Delaware expects to offer sports betting at its three racetracks this summer under a new law that also allows the tracks to offer table games such as blackjack, craps, poker, and roulette.
Gov. Jack Markell signed the legislation into law May 14. He had proposed the gambling expansion to help plug a $600-million gap in the state budget for the next fiscal year.
The state’s tracks—Delaware Park, Dover Downs, and Harrington Raceway—opposed the original legislation, which would have allowed for three more casinos and up to 10 other locations for sports betting. The tracks also fought a proposed increase in the state’s share of revenue from on-track video lottery terminals.
According to The Associated Press, the governor reduced the VLT tax increase and dropped the sports betting license fee from $4.5 million to $4 million. Under the law, the racetracks retain exclusive rights to casino gambling and sports betting in the state.

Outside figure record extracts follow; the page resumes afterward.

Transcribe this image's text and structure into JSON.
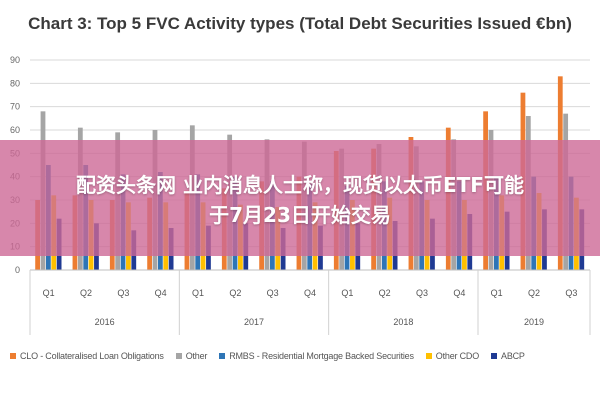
{
  "overlay": {
    "line1": "配资头条网 业内消息人士称，现货以太币ETF可能",
    "line2": "于7月23日开始交易"
  },
  "chart_data": {
    "type": "bar",
    "title": "Chart 3: Top 5 FVC Activity types (Total Debt Securities Issued €bn)",
    "ylim": [
      0,
      90
    ],
    "yticks": [
      0,
      10,
      20,
      30,
      40,
      50,
      60,
      70,
      80,
      90
    ],
    "grid": true,
    "legend_position": "bottom",
    "categories": [
      "Q1",
      "Q2",
      "Q3",
      "Q4",
      "Q1",
      "Q2",
      "Q3",
      "Q4",
      "Q1",
      "Q2",
      "Q3",
      "Q4",
      "Q1",
      "Q2",
      "Q3"
    ],
    "years": [
      {
        "label": "2016",
        "quarters": 4
      },
      {
        "label": "2017",
        "quarters": 4
      },
      {
        "label": "2018",
        "quarters": 4
      },
      {
        "label": "2019",
        "quarters": 3
      }
    ],
    "series": [
      {
        "name": "CLO - Collateralised Loan Obligations",
        "color": "#ED7D31",
        "values": [
          30,
          32,
          30,
          31,
          34,
          35,
          38,
          40,
          51,
          52,
          57,
          61,
          68,
          76,
          83
        ]
      },
      {
        "name": "Other",
        "color": "#A5A5A5",
        "values": [
          68,
          61,
          59,
          60,
          62,
          58,
          56,
          55,
          52,
          54,
          53,
          56,
          60,
          66,
          67
        ]
      },
      {
        "name": "RMBS - Residential Mortgage Backed Securities",
        "color": "#2E75B6",
        "values": [
          45,
          45,
          41,
          42,
          41,
          40,
          38,
          37,
          36,
          38,
          38,
          38,
          40,
          40,
          40
        ]
      },
      {
        "name": "Other CDO",
        "color": "#FFC000",
        "values": [
          32,
          30,
          29,
          29,
          29,
          28,
          27,
          29,
          30,
          31,
          30,
          30,
          32,
          33,
          31
        ]
      },
      {
        "name": "ABCP",
        "color": "#1F3A93",
        "values": [
          22,
          20,
          17,
          18,
          19,
          20,
          18,
          19,
          20,
          21,
          22,
          24,
          25,
          26,
          26
        ]
      }
    ]
  }
}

Table games could be ready in about six months, officials said. That would give Delaware a jump on neighboring Pennsylvania, where racetracks and non-track facilities have slot machines but no table games; and Maryland, where slots are legal but no licenses have been awarded.
A statewide smoking ban and competition from Pennsylvania have put a dent in revenue at Delaware racetracks. Purses, which skyrocketed in the late 1990s, have been relatively flat.
Delaware Park this year trimmed dates and its stakes schedule to maintain overnight purses. Dover and Harrington are harness tracks that form an almost year-round circuit in the state.
The Delaware Supreme Court is expected to issue an advisory ruling on sports betting, which is opposed by major league and college sports leagues. Delaware, Montana, Nevada, and Oregon are the only states allowed to offer sports betting under a 1992 federal law.